Extended Data Fig. 1. mvNMF improves the accuracy of de novo signature discovery in simulated datasets with SBS signatures.

Extended Data Fig. 1

Synthetic datasets are simulated from tumor type-specific SBS signatures and Dirichlet-distributed exposures for 32 tumor types with 20 replicates. Each dataset contains 200 samples and on average 5,000 mutations per sample (Poisson-distributed). NMF and mvNMF are then applied for de novo signature discovery, assuming that the number of signatures is known.
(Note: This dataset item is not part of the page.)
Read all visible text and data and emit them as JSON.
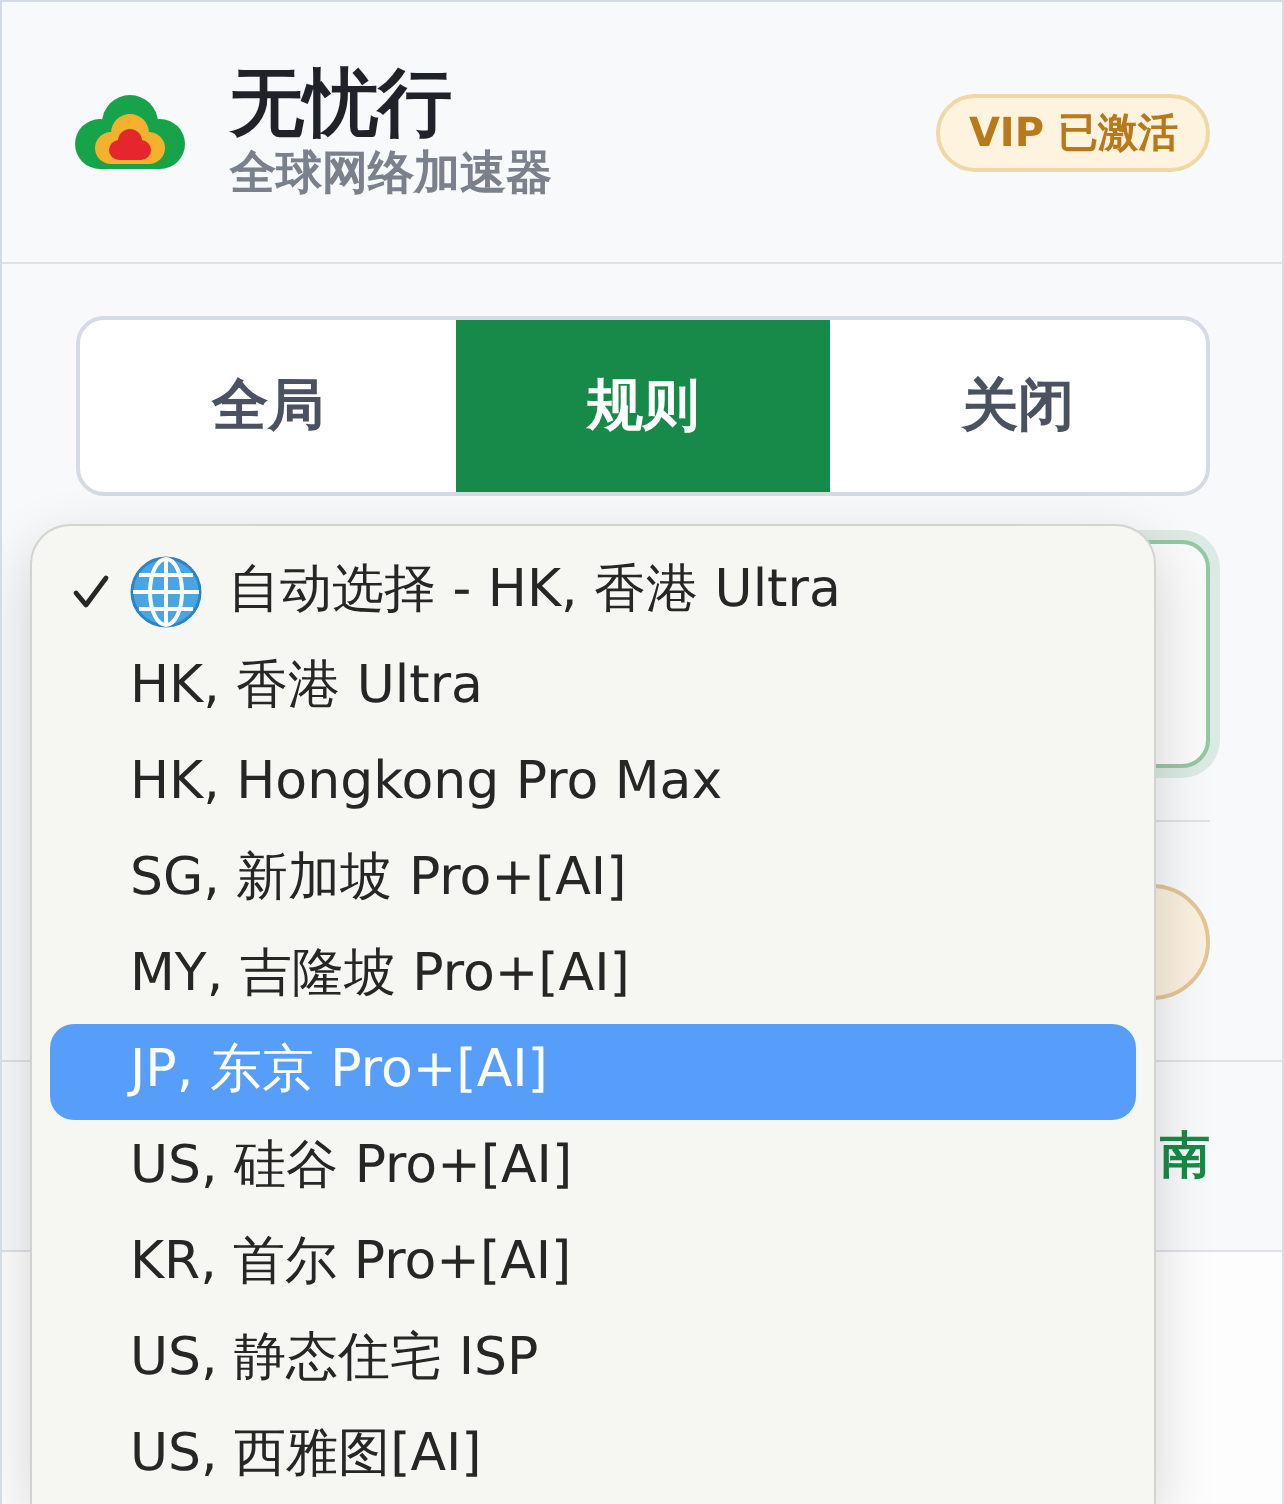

Finally, the discovered signatures are compared to the true ones, and their discrepancies are quantified by cosine errors. a. Heatmap of the difference between NMF- and mvNMF-derived cosine errors. Each element represents the mean of 20 independent simulations. b. NMF- and mvNMF-derived cosine errors for different SBS signatures, sorted by standard deviation of the corresponding signature spectrum. Data from different tumor types are collapsed. Same as Fig. 2c and included for completeness. c. NMF- and mvNMF-derived cosine errors for different tumor types, sorted by the number of signatures present in the corresponding tumor type. Data from different signatures are averaged within each tumor type. n = 20 independent simulations for each box plot. d. An example comparing the performance of NMF and mvNMF on identifying SBS7a. The NMF solution of SBS7a receives a large cosine error. The error spectrum indicates interference from SBS2 coexisting in the dataset. By comparison, mvNMF does not suffer from the SBS2 interference and is able to discover SBS7a accurately.